Filter your code context. In Cursor and Claude Code, you can control which files are included in the context. Exclude build artifacts, node_modules, and generated files. They add tokens without adding useful signal.
Let the tool fetch what it needs. Many AI coding tools can read files on demand rather than requiring you to paste everything upfront. Use that when you can.
How This Fits Into Prompt Engineering Workflows
Checking token count before sending is a small habit that pays off more than you'd expect.
When you work with Claude Code or Codex CLI on a non-trivial task, the prompt often includes a task description, relevant code, background context, and previous conversation. That adds up. A quick check before you send helps you decide whether to trim the task description, break the work into smaller steps, or drop context that is not relevant to this specific request.
It also explains something that trips up a lot of developers: AI responses that seem incomplete or off-topic. One common cause is context overflow - the model only saw part of the input and responded to that. If you have ever gotten a response that felt like the model missed the point, check whether your prompt was close to or over the context limit.
The habit is simple: estimate first, send second.
Related AI Coding Club Resources
- Token Counter tool
- OpenAPI Client Generator tutorial: if you are pasting a long API spec before asking an AI assistant to generate a client, the same token-check habit applies
FAQ
Do I need to create an account?
No. Open the page, paste your text, and read the estimate. No signup required.
Is my pasted prompt uploaded to AI Coding Club servers?
No. Token counting runs in your browser using a local tokenizer library. Your text is not sent to an AI Coding Club API. The page does make normal infrastructure requests when it loads - analytics, Cloudflare - but those do not include your pasted content.
Is the token count exact for every model?

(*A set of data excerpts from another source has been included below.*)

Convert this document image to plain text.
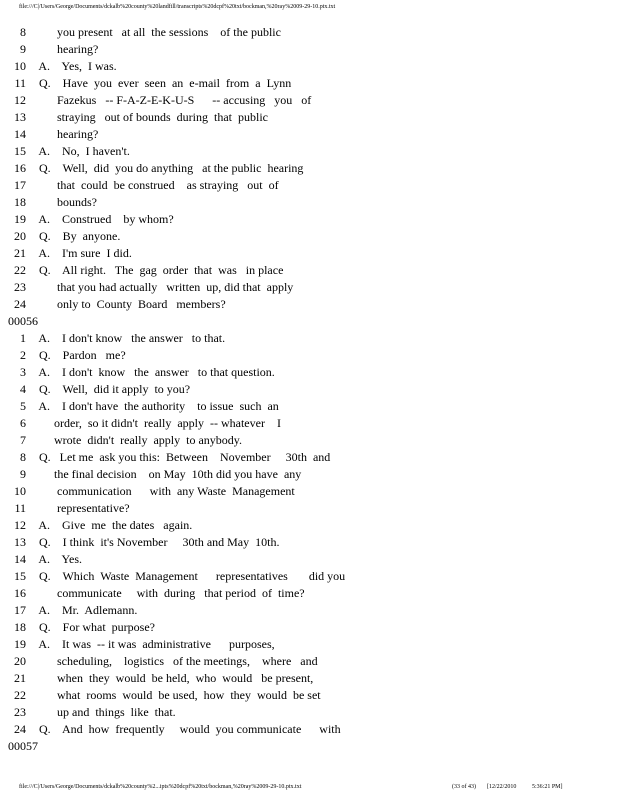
file:///C|/Users/George/Documents/dckalb%20county%20landfill/transcripts%20dcpf%20txt/bockman,%20ray%2009-29-10.ptx.txt
8 you present   at all  the sessions    of the public
9 hearing?
10 A.    Yes,  I was.
11 Q.    Have  you  ever  seen  an  e-mail  from  a  Lynn
12 Fazekus   -- F-A-Z-E-K-U-S      -- accusing   you   of
13 straying   out of bounds  during  that  public
14 hearing?
15 A.    No,  I haven't.
16 Q.    Well,  did  you do anything   at the public  hearing
17 that  could  be construed    as straying   out  of
18 bounds?
19 A.    Construed    by whom?
20 Q.    By  anyone.
21 A.    I'm sure  I did.
22 Q.    All right.   The  gag  order  that  was   in place
23 that you had actually   written  up, did that  apply
24 only to  County  Board   members?
00056
1 A.    I don't know   the answer   to that.
2 Q.    Pardon   me?
3 A.    I don't  know   the  answer   to that question.
4 Q.    Well,  did it apply  to you?
5 A.    I don't have  the authority    to issue  such  an
6 order,  so it didn't  really  apply  -- whatever    I
7 wrote  didn't  really  apply  to anybody.
8 Q.   Let me  ask you this:  Between    November     30th  and
9 the final decision    on May  10th did you have  any
10 communication      with  any Waste  Management
11 representative?
12 A.    Give  me  the dates   again.
13 Q.    I think  it's November     30th and May  10th.
14 A.    Yes.
15 Q.    Which  Waste  Management      representatives       did you
16 communicate     with  during   that period  of  time?
17 A.    Mr.  Adlemann.
18 Q.    For what  purpose?
19 A.    It was  -- it was  administrative      purposes,
20 scheduling,    logistics   of the meetings,    where   and
21 when  they  would  be held,  who  would   be present,
22 what  rooms  would  be used,  how  they  would  be set
23 up and  things  like  that.
24 Q.    And  how  frequently     would  you communicate      with
00057
file:///C|/Users/George/Documents/dckalb%20county%2...ipts%20dcpf%20txt/bockman,%20ray%2009-29-10.ptx.txt	(33 of 43) [12/22/2010	5:36:21 PM]
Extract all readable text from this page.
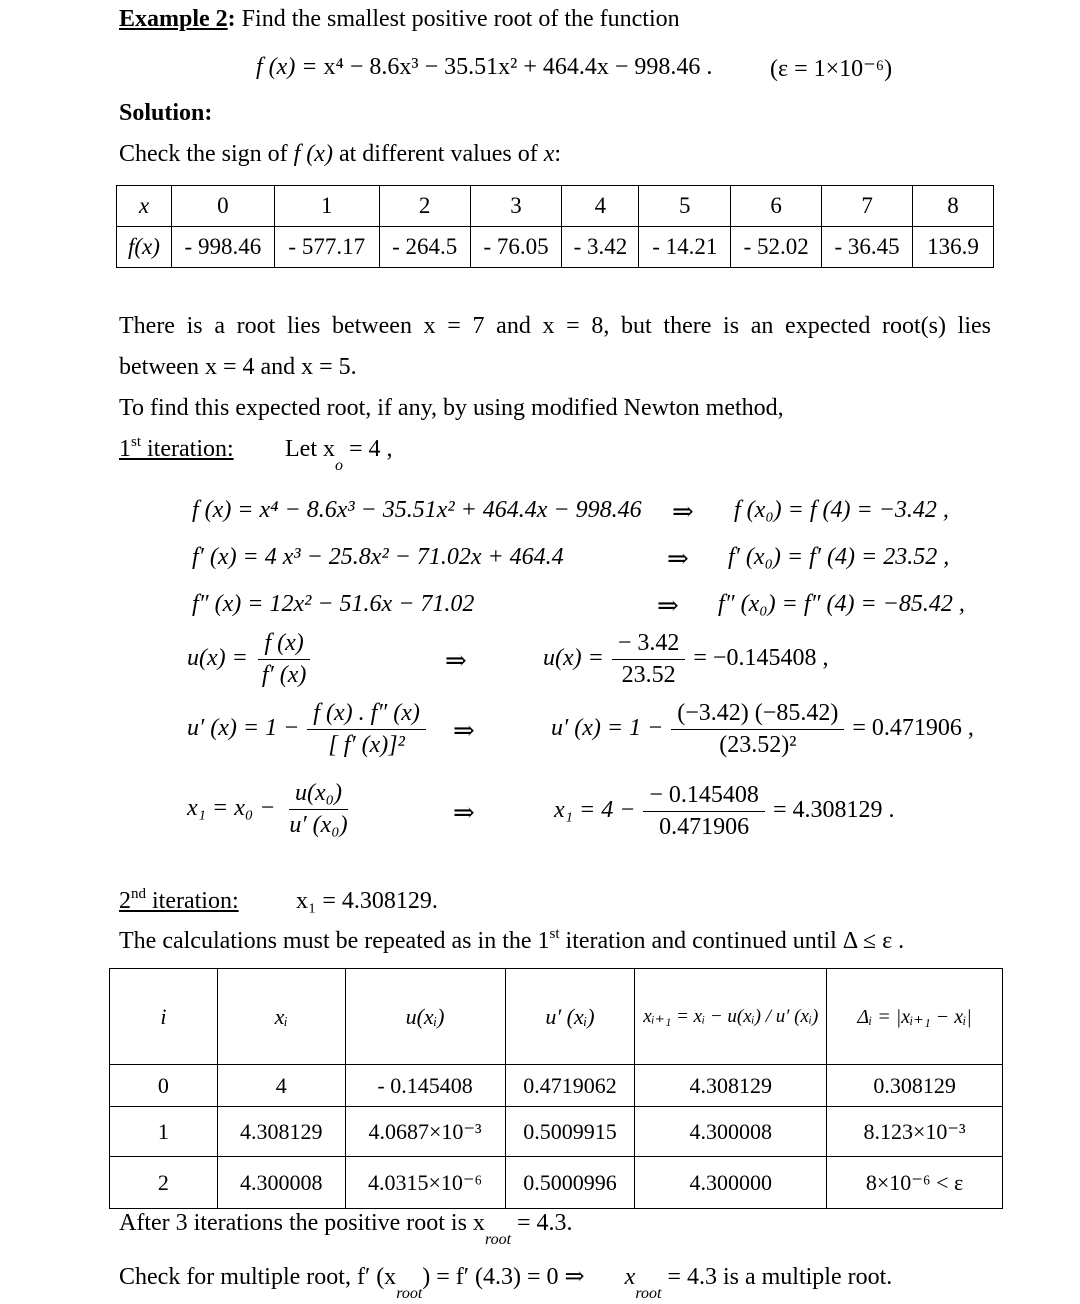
Example 2: Find the smallest positive root of the function
f (x) = x⁴ − 8.6x³ − 35.51x² + 464.4x − 998.46 . (ε = 1×10⁻⁶)
Solution:
Check the sign of f (x) at different values of x:
x	0	1	2	3	4	5	6	7	8
f(x)	- 998.46	- 577.17	- 264.5	- 76.05	- 3.42	- 14.21	- 52.02	- 36.45	136.9
There is a root lies between x = 7 and x = 8, but there is an expected root(s) lies
between x = 4 and x = 5.
To find this expected root, if any, by using modified Newton method,
1st iteration: Let $x_o = 4$ ,
f (x) = x⁴ − 8.6x³ − 35.51x² + 464.4x − 998.46 ⇒ f (x₀) = f (4) = −3.42 ,
f′ (x) = 4 x³ − 25.8x² − 71.02x + 464.4	⇒ f′ (x₀) = f′ (4) = 23.52 ,
f″ (x) = 12x² − 51.6x − 71.02	⇒ f″ (x₀) = f″ (4) = −85.42 ,
$u(x) = \frac{f (x)}{f' (x)}$	⇒	$u(x) = \frac{- 3.42}{23.52} = -0.145408$ ,
u′ $(x) = 1 - \frac{f (x) . f'' (x)}{\text{[ f′ (x)]²}}$ ⇒	u′ $(x) = 1 - \frac{(-3.42) (-85.42)}{\text{(23.52)²}} = 0.471906$ ,
$x_1 = x_0 - \frac{\text{u(x₀)}}{\text{u′ (x₀)}}$	⇒	$x_1 = 4 - \frac{- 0.145408}{0.471906} = 4.308129$ .
2nd iteration: x₁ = 4.308129.
The calculations must be repeated as in the 1st iteration and continued until Δ ≤ ε .
i	xᵢ	u(xᵢ)	u′ (xᵢ)	xᵢ₊₁ = xᵢ − u(xᵢ) / u′ (xᵢ)	Δᵢ = |xᵢ₊₁ − xᵢ|
0	4	- 0.145408	0.4719062	4.308129	0.308129
1	4.308129	4.0687×10⁻³	0.5009915	4.300008	8.123×10⁻³
2	4.300008	4.0315×10⁻⁶	0.5000996	4.300000	8×10⁻⁶ < ε
After 3 iterations the positive root is $x_{root} = 4.3$.
Check for multiple root, f′ $(x_{root}) = f'$ (4.3) = 0 ⇒ $x_{root} = 4.3$ is a multiple root.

No. Different providers use different tokenizers, and this tool uses a browser-local approximation. Use the result as a planning estimate, not as a precise count for a specific model.
Can I use this to calculate my production API bill?
No. The context-window presets are generic reference values, not live pricing data. For production cost estimates, check the official pricing pages for each provider.
What should I do if my prompt is too long?
Strip noise from logs, summarize large files before pasting, split the task into smaller steps, or filter your code context to exclude irrelevant files. See the section above for specifics.
Should I paste API keys, secrets, or customer data into any AI tool?
No. Even though this tool processes text locally, you should never paste credentials, tokens, or customer PII into any browser-based tool. That is a general security principle, not specific to this one.